Watching the very first iPhone unveiling, they treated it like some kind of mystical event. Steve Jobs explained that he had been waiting for this unveiling for years and even gave a short history of major Apple unveilings, such as 1984’s release of the Macintosh and the 2001 release of the original iPod. He said they were announcing three products: a widescreen iPod, a mobile phone, and a device for online communication, before unveiling the iPhone, which is all three. Well played, Jobs.Apple iPhone X
The announcement was simply fantastic, with humor peppered in, great buildup, and thunderous applause. Cut to one year later, where Jobs introduced the iPhone 3G. After giving a short spiel on the iPhone’s first birthday, Jobs continued with the unveiling. The hype train definitely continued from one year to the next, even though, if we’re being honest, it’s tough to top the unveiling of a device that would change tech forever. However, it did cement the iPhone announcement as a yearly event of sweet, sweet materialism.

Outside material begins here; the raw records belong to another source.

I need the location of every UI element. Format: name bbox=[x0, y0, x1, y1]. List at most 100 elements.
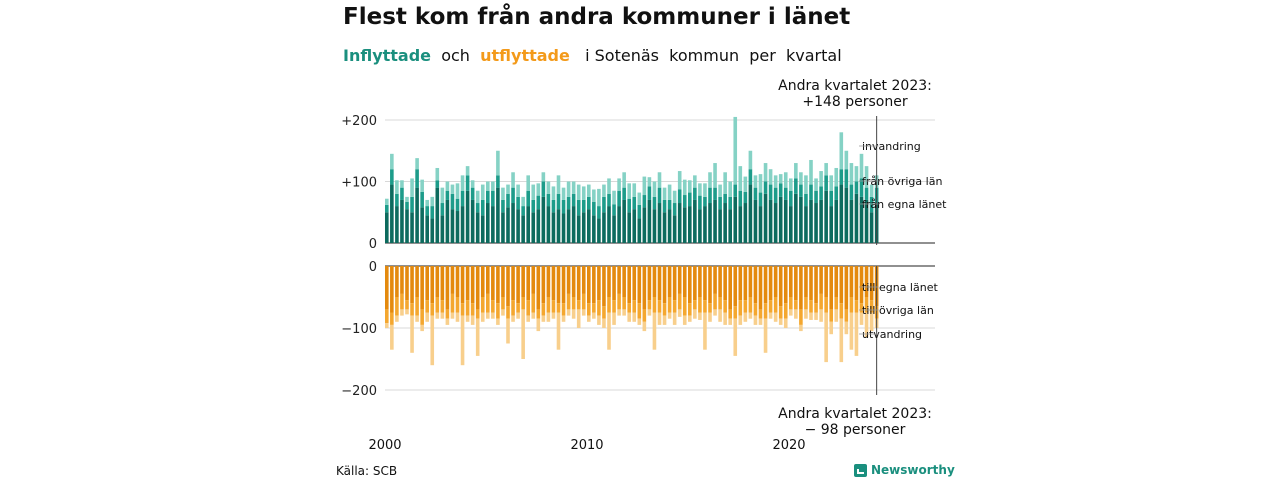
bar-in-immigration bbox=[400, 180, 404, 188]
bar-in-other-counties bbox=[425, 206, 429, 216]
bar-out-own-county bbox=[506, 266, 510, 307]
bar-in-own-county bbox=[657, 203, 662, 243]
bar-in-other-counties bbox=[753, 187, 758, 200]
bar-in-other-counties bbox=[602, 196, 606, 213]
bar-out-own-county bbox=[632, 266, 637, 301]
bar-out-other-counties bbox=[824, 297, 828, 313]
bar-in-other-counties bbox=[698, 195, 702, 210]
bar-in-immigration bbox=[516, 184, 520, 197]
bar-out-emigration bbox=[617, 309, 621, 316]
bar-out-own-county bbox=[698, 266, 702, 297]
bar-in-own-county bbox=[395, 206, 399, 243]
bar-in-own-county bbox=[688, 206, 692, 243]
bar-out-own-county bbox=[445, 266, 450, 310]
bar-out-own-county bbox=[677, 266, 682, 294]
bar-out-emigration bbox=[768, 312, 773, 319]
bar-out-own-county bbox=[743, 266, 748, 301]
bar-out-other-counties bbox=[592, 303, 596, 313]
bar-out-other-counties bbox=[491, 300, 495, 313]
bar-out-emigration bbox=[854, 312, 859, 356]
bar-in-other-counties bbox=[773, 187, 778, 204]
bar-out-emigration bbox=[400, 309, 404, 316]
bar-in-other-counties bbox=[637, 204, 642, 219]
bar-out-emigration bbox=[864, 312, 869, 338]
bar-out-own-county bbox=[783, 266, 788, 304]
bar-in-other-counties bbox=[768, 184, 773, 200]
bar-in-other-counties bbox=[627, 198, 631, 213]
bar-out-other-counties bbox=[642, 309, 647, 322]
bar-in-own-county bbox=[617, 206, 621, 243]
bar-in-own-county bbox=[723, 203, 727, 243]
bar-out-emigration bbox=[708, 312, 712, 322]
bar-out-other-counties bbox=[501, 297, 505, 310]
bar-out-emigration bbox=[637, 318, 642, 325]
bar-in-own-county bbox=[561, 213, 566, 243]
bar-in-other-counties bbox=[738, 190, 743, 207]
bar-out-own-county bbox=[688, 266, 692, 304]
bar-out-emigration bbox=[824, 312, 828, 363]
bar-in-immigration bbox=[869, 184, 874, 197]
annotation-bottom-line2: − 98 personer bbox=[805, 422, 906, 438]
bar-out-other-counties bbox=[667, 297, 672, 313]
bar-in-immigration bbox=[556, 175, 561, 194]
bar-out-own-county bbox=[713, 266, 717, 294]
bar-in-own-county bbox=[758, 206, 763, 243]
bar-out-other-counties bbox=[682, 297, 687, 316]
bar-in-other-counties bbox=[486, 190, 490, 204]
bar-out-other-counties bbox=[789, 297, 793, 310]
bar-out-other-counties bbox=[733, 306, 738, 319]
bar-in-own-county bbox=[789, 206, 793, 243]
bar-in-immigration bbox=[864, 166, 869, 188]
bar-in-other-counties bbox=[688, 192, 692, 207]
bar-in-immigration bbox=[622, 172, 626, 188]
bar-in-immigration bbox=[415, 158, 419, 170]
bar-out-other-counties bbox=[465, 300, 470, 316]
newsworthy-logo-text: Newsworthy bbox=[871, 463, 955, 477]
bar-out-own-county bbox=[642, 266, 647, 310]
bar-in-own-county bbox=[783, 199, 788, 243]
bar-in-immigration bbox=[536, 183, 541, 196]
bar-in-own-county bbox=[526, 206, 530, 243]
bar-in-own-county bbox=[642, 207, 647, 243]
bar-out-emigration bbox=[753, 315, 758, 325]
bar-out-other-counties bbox=[475, 309, 480, 319]
bar-out-own-county bbox=[662, 266, 667, 304]
bar-out-own-county bbox=[536, 266, 541, 310]
bar-in-own-county bbox=[420, 207, 424, 243]
bar-out-emigration bbox=[491, 312, 495, 319]
bar-out-emigration bbox=[445, 318, 450, 325]
bar-out-emigration bbox=[834, 309, 839, 322]
bar-out-emigration bbox=[496, 318, 500, 325]
bar-in-own-county bbox=[662, 212, 667, 243]
bar-out-own-county bbox=[839, 266, 844, 304]
bar-out-own-county bbox=[778, 266, 783, 307]
bar-in-immigration bbox=[794, 163, 798, 179]
bar-in-other-counties bbox=[662, 199, 667, 213]
bar-out-own-county bbox=[410, 266, 414, 304]
bar-out-emigration bbox=[632, 312, 637, 322]
bar-out-own-county bbox=[455, 266, 460, 297]
bar-out-other-counties bbox=[758, 309, 763, 319]
bar-in-immigration bbox=[496, 150, 500, 176]
bar-in-immigration bbox=[783, 172, 788, 188]
bar-in-own-county bbox=[385, 212, 389, 243]
bar-out-other-counties bbox=[536, 309, 541, 319]
bar-in-immigration bbox=[455, 183, 460, 199]
bar-out-other-counties bbox=[713, 293, 717, 310]
bar-out-other-counties bbox=[496, 303, 500, 319]
bar-out-emigration bbox=[425, 312, 429, 322]
bar-in-immigration bbox=[672, 190, 677, 204]
bar-in-own-county bbox=[612, 215, 616, 243]
bar-in-immigration bbox=[662, 187, 667, 200]
bar-out-other-counties bbox=[435, 297, 440, 313]
bar-out-own-county bbox=[809, 266, 813, 301]
bar-out-own-county bbox=[597, 266, 601, 301]
bar-in-own-county bbox=[496, 187, 500, 243]
bar-out-other-counties bbox=[778, 306, 783, 319]
bar-out-emigration bbox=[839, 318, 844, 363]
bar-in-immigration bbox=[814, 178, 818, 191]
bar-in-own-county bbox=[708, 203, 712, 243]
bar-in-other-counties bbox=[667, 199, 672, 210]
bar-in-own-county bbox=[465, 190, 470, 243]
bar-in-own-county bbox=[849, 199, 854, 243]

By the time Steve Jobs’ final keynote came around in 2011, the iPhone hype train was at full speed. Like an episode of a late night show, the applause bled right into the beginning of his speech. While his announcements weren’t anything outstanding (focusing on iCloud and new iOS features), this may have been the peak of Apple’s positive hype.
Jumping to the next year, the first with Tim Cook as CEO, you can definitely feel a different vibe. While Jobs had a certain energy and humor throughout each presentation, Cook definitely seemed a bit more reserved, something he grew into more as the years went on.
However, not long after this the backlash would begin. Not so much during the actual event, as I’m pretty sure rabid Apple fans would tear apart anyone that would question the divine knowledge of the company. Rather, this could be felt in the response online. A perfect example of this is 2014, in which the company announced that a U2 album would be automatically downloaded along with the iPhone 6. Remember when that was the biggest thing people had to be worried about?
This backlash has in itself become an almost yearly event. Just look at the iPhone 7 announcement last year, where people questioned the removal of the headphone jack, seeing it as a bit of a cash grab, which, come on, it kind of was. And now we have the iPhone X announcement, the latest that has prompted mixed feelings from longtime iPhone fans due to its high price and superfluous technology. But let’s be honest, people are going to forget about that quickly and buy it anyways.
Apple will keep making iPhones and creating hype as long as the company is profitable, which will probably be forever. However, this recent trend of immediate backlash has added an entirely new layer to the hype train, truly meaning that there’s no such thing as bad publicity.